Frequently asked questions
Creative ways to serve or use leftover lamb curry
Traditional style: Conventionally serve lamb curry with steamed basmati rice or fragrant saffron rice. Garnish with fresh coriander leaves (cilantro) and serve with warm naan bread or roti on the side. This classic combination allows you to savor the rich flavors of the dish.
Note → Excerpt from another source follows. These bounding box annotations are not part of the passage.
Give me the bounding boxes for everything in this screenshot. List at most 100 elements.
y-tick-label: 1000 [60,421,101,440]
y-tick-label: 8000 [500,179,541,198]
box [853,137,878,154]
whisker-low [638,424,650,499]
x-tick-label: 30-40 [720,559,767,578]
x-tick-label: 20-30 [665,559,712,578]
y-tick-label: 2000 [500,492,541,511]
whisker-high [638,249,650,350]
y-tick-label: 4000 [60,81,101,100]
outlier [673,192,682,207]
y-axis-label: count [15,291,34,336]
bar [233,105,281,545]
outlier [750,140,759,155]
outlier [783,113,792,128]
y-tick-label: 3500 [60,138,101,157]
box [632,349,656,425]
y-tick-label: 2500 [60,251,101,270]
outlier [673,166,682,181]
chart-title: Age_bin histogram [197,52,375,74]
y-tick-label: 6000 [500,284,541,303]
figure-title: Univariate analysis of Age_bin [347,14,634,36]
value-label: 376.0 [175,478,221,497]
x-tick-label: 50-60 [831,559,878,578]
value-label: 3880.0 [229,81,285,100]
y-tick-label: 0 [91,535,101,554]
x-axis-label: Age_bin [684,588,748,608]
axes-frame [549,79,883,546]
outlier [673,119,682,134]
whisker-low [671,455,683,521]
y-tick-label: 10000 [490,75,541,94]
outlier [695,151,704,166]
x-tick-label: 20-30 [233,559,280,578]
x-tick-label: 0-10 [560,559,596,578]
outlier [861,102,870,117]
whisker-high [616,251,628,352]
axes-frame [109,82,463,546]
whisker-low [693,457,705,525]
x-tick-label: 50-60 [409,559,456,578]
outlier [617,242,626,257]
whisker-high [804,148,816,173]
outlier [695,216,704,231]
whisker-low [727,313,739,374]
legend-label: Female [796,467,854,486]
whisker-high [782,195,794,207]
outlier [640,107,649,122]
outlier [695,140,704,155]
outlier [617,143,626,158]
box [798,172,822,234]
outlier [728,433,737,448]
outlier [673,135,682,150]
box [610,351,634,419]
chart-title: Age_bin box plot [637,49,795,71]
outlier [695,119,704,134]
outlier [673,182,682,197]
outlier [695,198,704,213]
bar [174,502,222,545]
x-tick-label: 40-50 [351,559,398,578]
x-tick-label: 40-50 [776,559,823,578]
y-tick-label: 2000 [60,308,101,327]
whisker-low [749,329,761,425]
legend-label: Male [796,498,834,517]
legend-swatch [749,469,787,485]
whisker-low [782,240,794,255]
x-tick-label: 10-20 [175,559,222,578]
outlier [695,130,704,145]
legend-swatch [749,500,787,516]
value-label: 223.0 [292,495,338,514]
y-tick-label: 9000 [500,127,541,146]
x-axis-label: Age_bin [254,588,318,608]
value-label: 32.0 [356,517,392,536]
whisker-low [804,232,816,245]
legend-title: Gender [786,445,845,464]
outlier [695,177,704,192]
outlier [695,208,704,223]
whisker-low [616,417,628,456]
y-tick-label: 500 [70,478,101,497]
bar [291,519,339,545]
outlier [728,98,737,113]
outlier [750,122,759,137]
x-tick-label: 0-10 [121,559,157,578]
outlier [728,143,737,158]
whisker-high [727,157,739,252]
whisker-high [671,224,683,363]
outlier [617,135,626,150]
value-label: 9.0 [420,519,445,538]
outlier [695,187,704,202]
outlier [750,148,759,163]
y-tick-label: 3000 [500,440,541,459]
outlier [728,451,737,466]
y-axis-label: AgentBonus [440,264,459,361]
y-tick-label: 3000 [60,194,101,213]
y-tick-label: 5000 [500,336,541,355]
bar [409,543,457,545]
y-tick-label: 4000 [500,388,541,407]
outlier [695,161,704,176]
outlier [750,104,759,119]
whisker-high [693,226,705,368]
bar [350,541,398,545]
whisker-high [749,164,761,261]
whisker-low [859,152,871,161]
Lamb Tacos: Put a twist on your lamb curry by serving it in taco shells or soft tortillas. Fill each taco with a generous amount of lamb, and top it with some crunchy lettuce, diced tomatoes, sliced onions, and a dollop of cooling yogurt or raita. This fusion of Indian and Mexican flavors can be a delightful surprise. Lamb pizza: Turn your lamb into a unique pizza topping. Skip the tomato sauce on a pizza crust and add a generous amount of lamb curry as the base. Sprinkle some grated cheese (such as mozzarella or feta), sliced onions, and bell peppers. Bake until the crust is crispy and the cheese melts. This fusion pizza will satisfy your cravings for both Indian and Italian cuisine. Lamb sliders: Create delicious sliders by placing a spoonful of lamb curry on tiny buns or slider rolls. Top with caramelized onions, sliced cucumbers, and a mint chutney or yogurt dollop. Serve these bite-sized delights as appetizers or party snacks. Lamb bowls: Build flavorful bowls by layering lamb over a base of cooked quinoa, couscous, or rice. Add a variety of toppings such as diced tomatoes, cucumber slices, shredded lettuce, chopped mint, and a drizzle of yogurt or tahini sauce. These bowls make for a wholesome and satisfying meal. Lamb Pies: Create individual-sized lamb rogan josh pies by filling small pastry cases or puff pastry cups with the lamb. Bake them until the pastry is golden and crisp. These savory pies can be served as appetizers or a main course with a side salad.